Cascading 3.0 User Guide - Built-In SubAssemblies
Built-in SubAssemblies
There are a number of helper SubAssemblies provided by the core Cascading library.
Many of the assemblies that are described below can be coded to ignore null values. This allows for an optional but closer resemblance to how similar functions in SQL perform. |
Optimized Aggregations
The following SubAssemblies are implementations or optimizations of more discrete aggregate functions. Many of these SubAssemblies rely on the AggregateBy base class, which can be subclassed by developers to create custom aggregations leveraging the internal partial aggregation implementation.
Unique
The cascading.pipe.assembly.Unique SubAssembly is used to remove duplicate values in a Tuple stream. Uniqueness is determined by the values of all fields listed in uniqueFields. Use Fields.ALL as the uniqueFields argument to find all distinct Tuples in a stream.
// incoming -> first, last
assembly = new Unique( assembly, new Fields( "first", "last" ) );
// outgoing -> first, last
Unique uses the FirstNBuffer to more efficiently determine unique values.
AggregateBy
The cascading.pipe.assembly.AggregateBy SubAssembly is an implementation of the partial aggregation pattern, and is the base class for built-in and custom partial aggregation implementations like AverageBy or CountBy.
Generally the AggregateBy class is used to combine multiple AggregateBy subclasses into a single Pipe.

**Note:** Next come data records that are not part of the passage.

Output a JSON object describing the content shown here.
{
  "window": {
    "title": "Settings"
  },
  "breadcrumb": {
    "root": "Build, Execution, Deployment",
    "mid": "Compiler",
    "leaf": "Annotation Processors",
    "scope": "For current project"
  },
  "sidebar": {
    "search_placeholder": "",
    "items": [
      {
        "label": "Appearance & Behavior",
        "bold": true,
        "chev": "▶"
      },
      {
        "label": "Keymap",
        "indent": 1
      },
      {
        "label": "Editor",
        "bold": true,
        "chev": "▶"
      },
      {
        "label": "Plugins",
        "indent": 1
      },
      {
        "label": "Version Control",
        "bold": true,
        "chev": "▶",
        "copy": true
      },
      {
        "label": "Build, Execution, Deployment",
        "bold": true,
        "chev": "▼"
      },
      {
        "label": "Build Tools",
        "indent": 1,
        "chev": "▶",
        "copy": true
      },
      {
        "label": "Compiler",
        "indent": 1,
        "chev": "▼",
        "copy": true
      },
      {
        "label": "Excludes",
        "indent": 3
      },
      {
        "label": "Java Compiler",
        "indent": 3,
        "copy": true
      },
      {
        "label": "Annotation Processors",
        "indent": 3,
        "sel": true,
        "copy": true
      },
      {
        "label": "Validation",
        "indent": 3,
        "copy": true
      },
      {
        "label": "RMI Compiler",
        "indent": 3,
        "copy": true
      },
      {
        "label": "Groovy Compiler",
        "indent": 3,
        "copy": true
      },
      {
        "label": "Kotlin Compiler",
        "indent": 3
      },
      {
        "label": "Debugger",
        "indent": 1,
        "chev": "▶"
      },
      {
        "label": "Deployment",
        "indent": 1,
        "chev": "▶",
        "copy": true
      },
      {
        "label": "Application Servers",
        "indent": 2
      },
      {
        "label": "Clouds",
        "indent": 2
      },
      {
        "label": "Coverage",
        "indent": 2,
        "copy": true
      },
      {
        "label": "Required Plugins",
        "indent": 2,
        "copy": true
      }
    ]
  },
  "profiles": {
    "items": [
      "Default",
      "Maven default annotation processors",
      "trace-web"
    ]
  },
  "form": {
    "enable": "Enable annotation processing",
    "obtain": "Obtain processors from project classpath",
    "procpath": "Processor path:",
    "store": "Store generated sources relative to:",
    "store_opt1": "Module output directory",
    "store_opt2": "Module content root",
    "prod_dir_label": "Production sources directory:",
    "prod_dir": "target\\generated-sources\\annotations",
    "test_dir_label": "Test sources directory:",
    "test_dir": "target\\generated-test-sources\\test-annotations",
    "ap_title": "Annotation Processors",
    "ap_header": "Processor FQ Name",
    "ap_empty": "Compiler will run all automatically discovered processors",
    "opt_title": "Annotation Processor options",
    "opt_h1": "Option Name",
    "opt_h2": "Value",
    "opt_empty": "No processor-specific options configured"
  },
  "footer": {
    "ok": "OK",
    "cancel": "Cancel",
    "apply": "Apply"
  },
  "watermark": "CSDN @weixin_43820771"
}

Pipe assembly = new Pipe( "assembly" );
// ...
Fields groupingFields = new Fields( "date" );
// note we do not pass the parent assembly Pipe in
Fields valueField = new Fields( "size" );
Fields sumField = new Fields( "total-size", long.class );
SumBy sumBy = new SumBy( valueField, sumField );
Fields countField = new Fields( "num-events" );
CountBy countBy = new CountBy( countField );
assembly = new AggregateBy( assembly, groupingFields, sumBy, countBy );
To create a custom partial aggregation, subclass the AggregateBy class and implement the appropriate internal interfaces. See the Javadoc for details.
AverageBy
The cascading.pipe.assembly.AverageBy SubAssembly calculates an average of the given valueFields and returns the result in the averageField field. AverageBy may be combined with other AggregateBy subclasses so they may be executed simultaneously over the same grouping.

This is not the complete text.